In today’s world and in today’s Ireland there are many who are seeking to see where God belongs in their lives. They seek to understand and perhaps rekindle the faith that they have inherited. That heritage had however for many lost its simplicity and had become entwined with establishment. The starting point of their search for adult faith is all too often still the abstract God of ideas and ideologies and the theological formulae of their youth. It is often an idea of God coloured by symbols of outward establishment. Today all of us have to reorient our sights and our vision and look to find God in the person of Jesus, a radical framework in which often the mentality and the thought-patterns and the ideologies of the day do not hold centre-stage.
Faith in God can only mature when we unite ourselves and identify ourselves with this Jesus who appears as the revelation of the loving kindness of God. That revelation – and this is what is central in the Christmas Gospel narrative – takes place in a manner which the powerful both politically and religiously are inevitably destined to overlook or miss its meaning. If our God is a God conceived in terms of power or prodigies or judgementalism, then we have made our own God; we have made our own God either to reject or on to which we project our own anxieties and fears.
The birth of Jesus in such stark simplicity is not an accident. Jesus chose to be born in those circumstances to show us who God is. Jesus is born uncontaminated from any of the false sophistication and self-seeking that has brought emptiness and greed and frustration into the lives of many and indeed into society. The Christian God is not a distant much less an absent God, but a God who is present in history but who cares for and directs history.

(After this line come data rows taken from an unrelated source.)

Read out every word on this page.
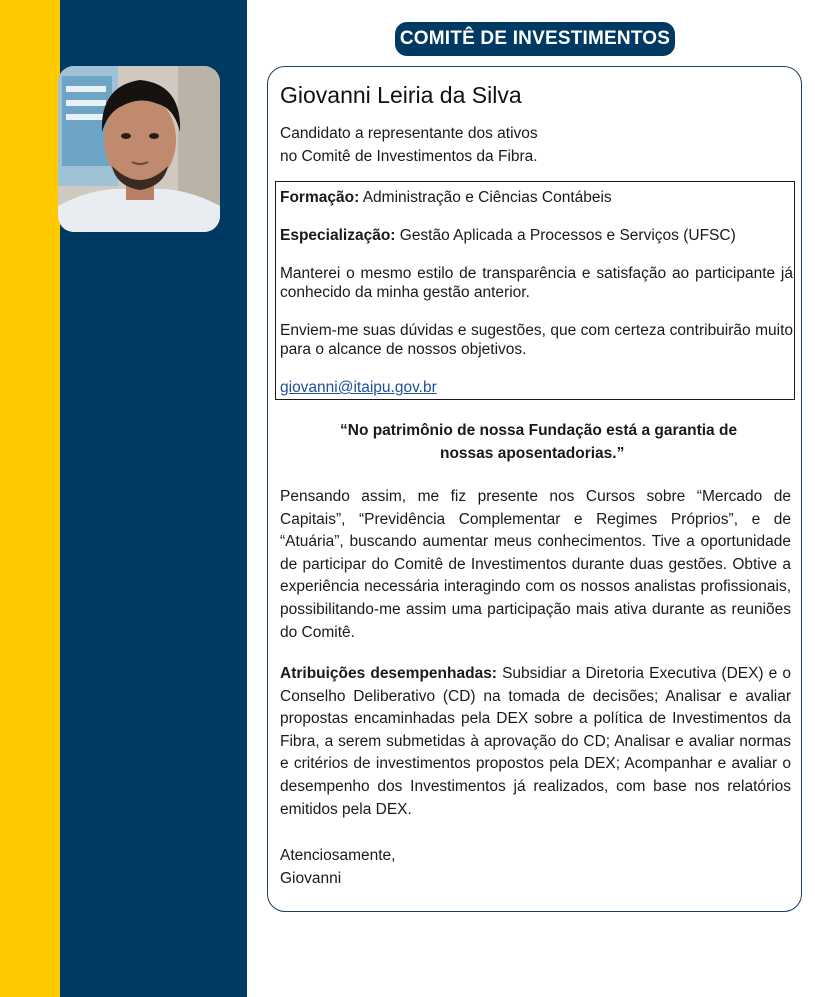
COMITÊ DE INVESTIMENTOS
Giovanni Leiria da Silva

Candidato a representante dos ativos
no Comitê de Investimentos da Fibra.

Formação: Administração e Ciências Contábeis

Especialização: Gestão Aplicada a Processos e Serviços (UFSC)

Manterei o mesmo estilo de transparência e satisfação ao participante já conhecido da minha gestão anterior.

Enviem-me suas dúvidas e sugestões, que com certeza contribuirão muito para o alcance de nossos objetivos.

giovanni@itaipu.gov.br

“No patrimônio de nossa Fundação está a garantia de
nossas aposentadorias.”

Pensando assim, me fiz presente nos Cursos sobre “Mercado de Capitais”, “Previdência Complementar e Regimes Próprios”, e de “Atuária”, buscando aumentar meus conhecimentos. Tive a oportunidade de participar do Comitê de Investimentos durante duas gestões. Obtive a experiência necessária interagindo com os nossos analistas profissionais, possibilitando-me assim uma participação mais ativa durante as reuniões do Comitê.

Atribuições desempenhadas: Subsidiar a Diretoria Executiva (DEX) e o Conselho Deliberativo (CD) na tomada de decisões; Analisar e avaliar propostas encaminhadas pela DEX sobre a política de Investimentos da Fibra, a serem submetidas à aprovação do CD; Analisar e avaliar normas e critérios de investimentos propostos pela DEX; Acompanhar e avaliar o desempenho dos Investimentos já realizados, com base nos relatórios emitidos pela DEX.

Atenciosamente,
Giovanni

Jesus is not an idea or an ideology but a person, a person who reaches out to us and whom we can encounter in prayer. You do not pray to an idea or an ideology. The loving kindness of our God has appeared in the person of Jesus Christ. On him we build our trust.
Let each of us here on this holy night allow this special moment of Christmas to capture our hearts for the simplicity and loving kindness of our God, not just this evening, not as something that we celebrate tonight and then leave aside until next Christmas, but as light and direction for our own lives and light and direction for building a different society for the entire year to come. May we respond with conviction to that call of Christmas to rediscover the simplicity of our faith and to rediscover how to live simply.